Il lungo corso liberista che anima la costruzione dell’Ue, che ha
prodotto la crisi
economica attuale
e che, paradossalmente, ispira le politiche che quella crisi
dovrebbero risolvere – vedi la Grecia – è ancora quello
avviato da lei e da Ronald Reagan. Nonostante il fatto che quella
corrente abbia prodotto dei veri e propri sfaceli, ancora oggi
troviamo fior di commentatori che non solo rivendicano l’eredità
della “lady di ferro” ma si disperano per il fatto che ci siano
ancora forze di sinistra moderata che non fanno proprie tutte le idee
di Margaret Thatcher.
Uno
dei capifila è certamente Antonio
Polito,
opinionista del Corriere della Sera, già senatore della
Margherita e fondatore del quotidiano Il
Riformista con
cui cercava di portare la “sinistra” italiana sulla retta via. Il
suo ricordo della ex premier inglese trasuda di entusiasmo e
ammirazione, segno di un desiderio profondo di vedere una simile
leader anche in Italia. Possibilmente schierata a sinistra. Quando la
Gran Bretagna conobbe l’era di Tony
Blair,
che della Thatcher aveva importato le idee-forza innestandole
nell’”old Labour” inglese, la sinistra ha affrontato una
discussione epocale sui propri confini e sulla propria natura. Nacque
l’era della “terza via” e, per chi se lo ricorda, dell’”ulivo
mondiale” naturale prosecuzione, a sinistra, del tempo del
liberismo thatcheriano.
Quella
fase ha incubato un’era di prosperità,
sostengono i suoi fautori. Un’analisi più concreta, e meno
ideologica, sembra invece indicare il contrario. Tra la metà
degli anni 90 e la metà dei 2000, il capitalismo globalizzato
ha visto allentare, grazie alle destre e alle sinistra liberali,
qualsiasi freno alla propria esuberante, e distruttiva, espansione.
La storica contrapposizione tra la libertà degli “spiriti
animali” e la necessità di contenerli con politiche
pubbliche che
favorissero uguaglianza e solidarietà, è, con il tempo,
venuta meno. Tutta la politica si è fatta liberale e liberista
e gli elettori hanno iniziato a non capire più la differenza
tra il governo delle socialdemocrazie e quello dei conservatori.
Tutti i commentatori interessati, quelli che nel corso degli ultimi
venti anni hanno costantemente redarguito la sinistra per il proprio
conservatorismo – in realtà, sperando che la sinistra si
facesse, come poi è accaduto, moderna destra – hanno tifato
per la mutazione genetica. Che è avvenuta. La crescita dei
populismi europei si spiega anche per questo. E la vittoria del
Movimento
Cinque stelle in
Italia – che al populismo, però, non può essere
associato – nasce proprio quando quella distinzione è venuta
meno.
A
pensarci bene, siamo ancora nel tempo di Margaret Thatcher.
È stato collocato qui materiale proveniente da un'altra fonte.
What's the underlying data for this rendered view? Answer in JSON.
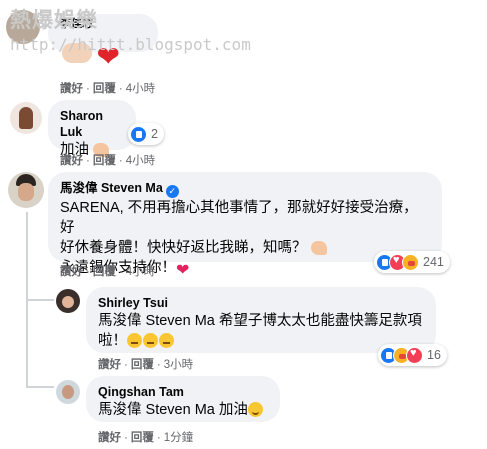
{
  "watermark": {
    "line1": "熱爆娛樂",
    "line2": "http://hittt.blogspot.com"
  },
  "actions": {
    "like": "讚好",
    "reply": "回覆",
    "separator": "·"
  },
  "top_comment": {
    "author": "李佳芯",
    "time": "4小時",
    "emojis": [
      "muscle-emoji",
      "heart-emoji"
    ]
  },
  "comments": [
    {
      "author": "Sharon Luk",
      "text": "加油",
      "time": "4小時",
      "reaction_count": "2",
      "reactions": [
        "like"
      ]
    },
    {
      "author": "馬浚偉 Steven Ma",
      "verified": true,
      "line1": "SARENA, 不用再擔心其他事情了，那就好好接受治療，好",
      "line2": "好休養身體！快快好返比我睇，知嗎？",
      "line3": "永遠錫你支持你！",
      "time": "4小時",
      "reaction_count": "241",
      "reactions": [
        "like",
        "love",
        "care"
      ]
    },
    {
      "author": "Shirley Tsui",
      "line1": "馬浚偉 Steven Ma 希望子博太太也能盡快籌足款項",
      "line2": "啦！",
      "time": "3小時",
      "reaction_count": "16",
      "reactions": [
        "like",
        "care",
        "love"
      ]
    },
    {
      "author": "Qingshan Tam",
      "text": "馬浚偉 Steven Ma 加油",
      "time": "1分鐘"
    }
  ],
  "colors": {
    "bubble": "#f0f2f5",
    "meta": "#65676b",
    "like": "#1877f2",
    "love": "#f33e58",
    "care": "#f7b125"
  }
}
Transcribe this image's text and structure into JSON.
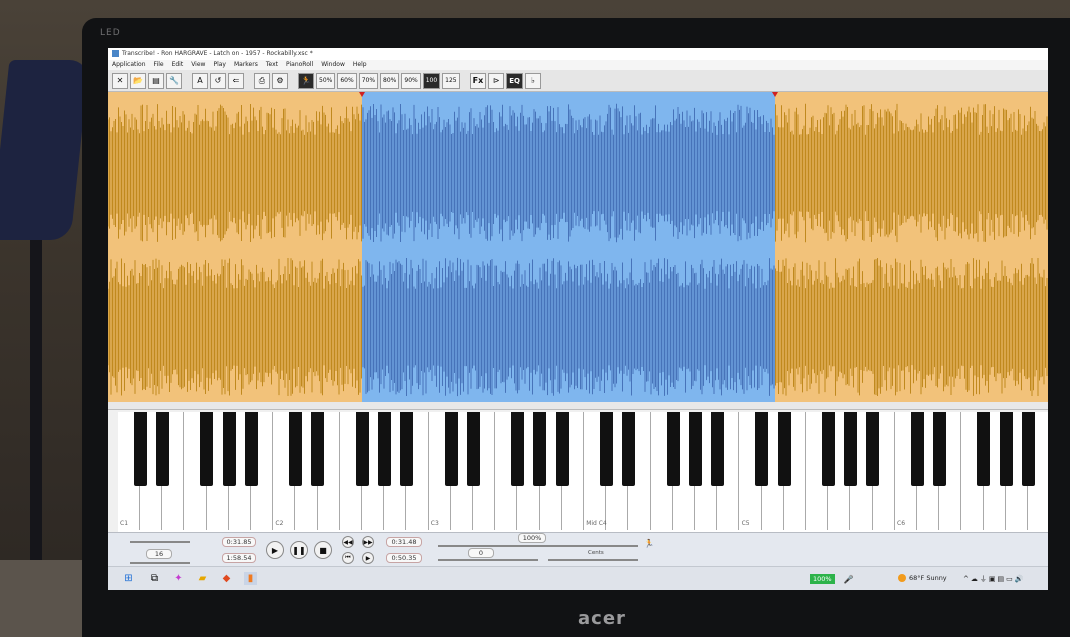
{
  "monitor": {
    "brand_top": "LED",
    "brand": "acer"
  },
  "window": {
    "title": "Transcribe! - Ron HARGRAVE - Latch on - 1957 - Rockabilly.xsc *"
  },
  "menu": [
    "Application",
    "File",
    "Edit",
    "View",
    "Play",
    "Markers",
    "Text",
    "PianoRoll",
    "Window",
    "Help"
  ],
  "toolbar": {
    "icons": [
      "close-icon",
      "open-icon",
      "save-icon",
      "wrench-icon",
      "ab-icon",
      "loop-icon",
      "back-icon",
      "print-icon",
      "settings-icon",
      "runner-icon"
    ],
    "speeds": [
      "50%",
      "60%",
      "70%",
      "80%",
      "90%",
      "100",
      "125"
    ],
    "selected_speed": "100",
    "fx": "Fx",
    "eq": "EQ"
  },
  "waveform": {
    "selection_start_fraction": 0.27,
    "selection_end_fraction": 0.71,
    "colors": {
      "bg": "#f2c27a",
      "wave": "#b8800f",
      "sel_bg": "#7fb6ee",
      "sel_wave": "#1a3d8f"
    }
  },
  "piano": {
    "labels": [
      "C1",
      "C2",
      "C3",
      "Mid C4",
      "C5",
      "C6"
    ]
  },
  "transport": {
    "position": "0:31.85",
    "length": "1:58.54",
    "volume": "16",
    "loop_start": "0:31.48",
    "loop_end": "0:50.35",
    "speed": "100%",
    "pitch": "0",
    "cents_label": "Cents"
  },
  "taskbar": {
    "zoom": "100%",
    "weather": "68°F  Sunny"
  }
}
Le
politiche pubbliche risentono ancora dei suoi attacchi
all’egualitarismo e della sua esaltazione dell’individualismo.
Come anche i programmi dei partiti. Quando esistono, le politiche
sociali riproducono solo un approccio compassionevole e l’idea che
“non ci sia un’alternativa” (la famigerata Tina,
“There
is no alternative”)
domina il discorso politico. Questo tempo non è finito con la
sua morte. Lei riposerà in pace. Tutti gli altri devono ancora
trovare una valida alternativa al suo pugno di ferro.